Dietro un suo cenno tutti si alzarono e andarono nella sala vicina. Era una grande sala rettangolare, di cui le quattro pareti erano circondate da divani profondi e morbidi su cui si ammontichiavano dei grossi cuscini di raso multicolore. Nei caminetti alle due estremità della sala ardevano due fuochi immensi che illuminavano di baleni irrequieti e improvvisi la stanza.
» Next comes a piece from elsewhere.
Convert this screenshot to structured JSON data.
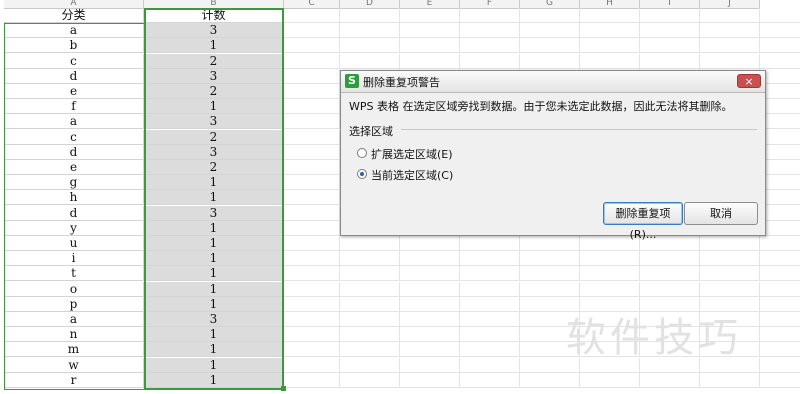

I lumi erano bassi e velati, taluni di viola, taluni di una tinta glauco-azzurra, ciò che, unito ai bagliori oscillanti delle fiamme, dava una stranissima colorazione, ora perlacea, ora cadaverica, ai volti.

Myosotis potè finalmente riavvicinarsi a Leslie, e cingendole col braccio l'esile vita, sedette accanto a lei sul profondo e morbido divano.

Totò si era messo al pianoforte e mollemente, con maestria trascurata, suonava delle danze sincopate, conturbevoli e suggestive. Gli altri uomini erano intorno a Lady Randolph e le parlavano a bassa voce.

E Myosotis reclinata sui cuscini accanto a Leslie, sentendone così da vicino il calmo e dolce respiro, e sulla sua mano, come un morbido manto, i lunghi capelli sciolti di lei, si disse che era lieta d'essere venuta. Pensò che il lusso era piacevole, che la musica di Totò era dolce a udirsi, e che la vita era buona a vivere....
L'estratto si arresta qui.